Solana (SOL) telah memulai reli baru di atas level teknikal kunci, diperdagangkan di atas $125 dan menembus garis tren bearish, namun menghadapi resistensi signifikan di sekitar $128 dan $130 yang akan membantu menentukan arah pergerakan jangka pendeknya.
Apa yang Terjadi: Aksi Harga dan Level Teknikal
SOL memulai pemulihan dalam beberapa sesi terakhir, naik menembus support menengah di $122 dan $125 terhadap dolar AS. Data perdagangan menunjukkan token ini menembus garis tren menurun yang sebelumnya bertindak sebagai resistensi di sekitar $124 pada grafik jangka pendek, dan harga bertahan di atas simple moving average 100‑jam.
Rebound tersebut membawa SOL menembus retracement 61,8% dari penurunan sebelumnya, tetapi momentum naik mulai melemah ketika tekanan jual muncul di dekat area $128.
Hambatan kenaikan langsung mencakup retracement 76,4% dari penurunan terbaru dan sekelompok resistensi sedikit di atas $130, dengan penghalang yang lebih kuat terbentuk di dekat $135.

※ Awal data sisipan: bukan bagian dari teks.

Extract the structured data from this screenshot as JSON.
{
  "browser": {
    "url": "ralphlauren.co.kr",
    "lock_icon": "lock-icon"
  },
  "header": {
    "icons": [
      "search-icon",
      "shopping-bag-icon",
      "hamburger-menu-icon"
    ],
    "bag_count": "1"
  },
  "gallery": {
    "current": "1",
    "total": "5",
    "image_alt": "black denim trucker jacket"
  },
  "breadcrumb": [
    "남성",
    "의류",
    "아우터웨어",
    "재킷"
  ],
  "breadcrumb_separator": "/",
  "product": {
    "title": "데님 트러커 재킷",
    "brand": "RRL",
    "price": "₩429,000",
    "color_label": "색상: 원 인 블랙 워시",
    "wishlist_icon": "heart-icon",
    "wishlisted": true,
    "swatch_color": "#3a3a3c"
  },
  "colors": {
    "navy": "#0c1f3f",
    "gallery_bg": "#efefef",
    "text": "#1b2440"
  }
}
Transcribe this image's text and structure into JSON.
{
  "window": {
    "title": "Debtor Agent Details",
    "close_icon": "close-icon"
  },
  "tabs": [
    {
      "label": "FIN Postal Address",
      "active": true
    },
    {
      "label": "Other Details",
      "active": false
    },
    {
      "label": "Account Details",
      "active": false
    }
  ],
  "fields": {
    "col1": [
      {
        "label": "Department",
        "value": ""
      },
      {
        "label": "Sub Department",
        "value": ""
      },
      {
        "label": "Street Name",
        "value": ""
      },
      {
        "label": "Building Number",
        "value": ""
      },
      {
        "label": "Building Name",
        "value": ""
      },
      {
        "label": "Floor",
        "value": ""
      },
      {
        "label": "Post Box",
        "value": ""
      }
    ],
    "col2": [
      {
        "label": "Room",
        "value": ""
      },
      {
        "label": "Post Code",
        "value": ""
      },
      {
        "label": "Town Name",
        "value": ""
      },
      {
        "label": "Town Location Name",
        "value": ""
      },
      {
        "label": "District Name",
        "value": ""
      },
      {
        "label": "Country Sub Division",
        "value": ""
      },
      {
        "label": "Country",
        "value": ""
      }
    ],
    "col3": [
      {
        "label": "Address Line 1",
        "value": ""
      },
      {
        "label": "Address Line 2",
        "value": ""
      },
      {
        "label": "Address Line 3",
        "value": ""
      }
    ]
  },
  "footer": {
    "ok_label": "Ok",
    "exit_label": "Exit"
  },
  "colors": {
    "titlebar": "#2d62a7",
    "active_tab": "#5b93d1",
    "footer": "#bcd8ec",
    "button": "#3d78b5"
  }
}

Juga Baca: Cathie Wood Claims Tokenized Assets Will Reach $11 Trillion By 2030
Jika pembeli gagal menembus rintangan ini, SOL berisiko melemah kembali menuju support jangka pendek di sekitar $124,50 dan minat beli yang lebih kuat di dekat $122.
Jika level tersebut jebol, struktur pasar mengisyaratkan potensi koreksi lebih dalam menuju zona $117, dan penembusan di bawah area itu dapat membuka peluang penurunan lanjutan hingga sekitar $105.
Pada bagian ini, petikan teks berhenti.